Your opinion request specifically mentioned volunteers who perform administrative tasks as opposed to helping students with their lessons or accompanying students on field trips. The volunteer who helps with administrative or clerical work is not subject to the Reporting Statute because that person is not responsible for the care or treatment of children. Similarly, although it is a closer question, the volunteer who helps in a classroom under a teacher’s supervision is generally not responsible for the care or treatment of the children. In that situation, the teacher, rather than a volunteer who may assist the teacher, is responsible for the children’s care. In contrast, on field trips volunteers may well be responsible for the care of children. In supervising children on a field trip, the volunteer may necessarily “accept responsibility for the child in some manner.” Id.
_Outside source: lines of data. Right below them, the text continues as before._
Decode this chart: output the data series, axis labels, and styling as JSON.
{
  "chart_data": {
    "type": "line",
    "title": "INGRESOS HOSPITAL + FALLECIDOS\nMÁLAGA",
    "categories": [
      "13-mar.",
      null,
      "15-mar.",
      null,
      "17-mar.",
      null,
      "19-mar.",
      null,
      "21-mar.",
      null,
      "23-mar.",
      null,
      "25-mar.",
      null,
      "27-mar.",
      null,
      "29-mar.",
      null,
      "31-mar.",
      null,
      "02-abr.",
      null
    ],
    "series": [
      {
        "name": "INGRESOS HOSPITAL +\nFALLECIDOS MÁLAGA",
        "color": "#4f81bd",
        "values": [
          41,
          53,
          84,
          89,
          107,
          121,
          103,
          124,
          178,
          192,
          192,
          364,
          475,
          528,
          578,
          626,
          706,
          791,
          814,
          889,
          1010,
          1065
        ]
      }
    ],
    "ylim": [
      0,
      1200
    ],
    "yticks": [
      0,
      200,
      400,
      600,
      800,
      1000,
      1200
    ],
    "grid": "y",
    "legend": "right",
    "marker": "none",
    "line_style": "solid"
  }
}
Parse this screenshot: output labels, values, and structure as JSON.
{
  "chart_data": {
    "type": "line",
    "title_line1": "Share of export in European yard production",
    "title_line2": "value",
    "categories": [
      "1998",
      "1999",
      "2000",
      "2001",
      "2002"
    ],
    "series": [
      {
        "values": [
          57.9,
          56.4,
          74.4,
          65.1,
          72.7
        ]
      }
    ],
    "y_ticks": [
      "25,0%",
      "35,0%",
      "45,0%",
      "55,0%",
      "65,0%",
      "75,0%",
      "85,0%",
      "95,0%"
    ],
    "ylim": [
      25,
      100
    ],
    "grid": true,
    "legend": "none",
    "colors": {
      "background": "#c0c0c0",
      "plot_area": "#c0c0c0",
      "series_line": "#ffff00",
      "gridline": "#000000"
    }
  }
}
The role of the volunteer will determine whether he or she is subject to the reporting requirement.
Even if a particular school volunteer is not statutorily required to report, any person who reasonably believes that a child has been abused may, of course, report the suspected abuse. A.R.S. § 13-3620(F); see also A.R.S. § 13-3620(J) (immunity for reporting suspected abuse).
If a volunteer is subject to the Reporting Statute, the volunteer must “immediately report or cause reports to be made” to a peace officer or child protective services. For the same reasons that a teacher’s reporting responsibility is not necessarily satisfied by reporting the suspected abuse to the principal, a volunteer’s reporting responsibility is not necessarily satisfied by reporting the information to a teacher or other school employee. The volunteer must ensure that the report is made to the appropriate authorities.
To satisfy the Reporting Statute, teachers must immediately report suspected abuse to a peace officer or child protective services. Although informing a principal or other supervisor may be advisable, it does not necessarily satisfy the teacher’s duty to ensure that information regarding suspected abuse is reported to a peace officer or child protective services. School volunteers who are “responsible for the care or treatment” of children are also required to report suspected abuse.
- The original Reporting Statute was codified as A.R.S. § 13-843.01. It is currently found at A.R.S. § 13-3620.
- In Allen, a teacher and school counselor were charged with misdemeanor offenses for failing to report suspected child abuse to the proper state authorities. Students had reported separately to the teacher and the school’s counselor that another teacher in the school had engaged in sexual activities with students. Id.at 279. Following the school district’s reporting procedures, both the teacher and the counselor repeated the allegations to the school’s principal, but failed to report the allegations to local law enforcement. The Kentucky Supreme Court rejected the arguments of the teacher and counselor that they had satisfied the reporting requirement by telling their supervisor of the suspected abuse. Id. at 279-80.
- Section 13-3623 refers to a person who “having . . . care or custody of a child or vulnerable adult” engages in certain conduct.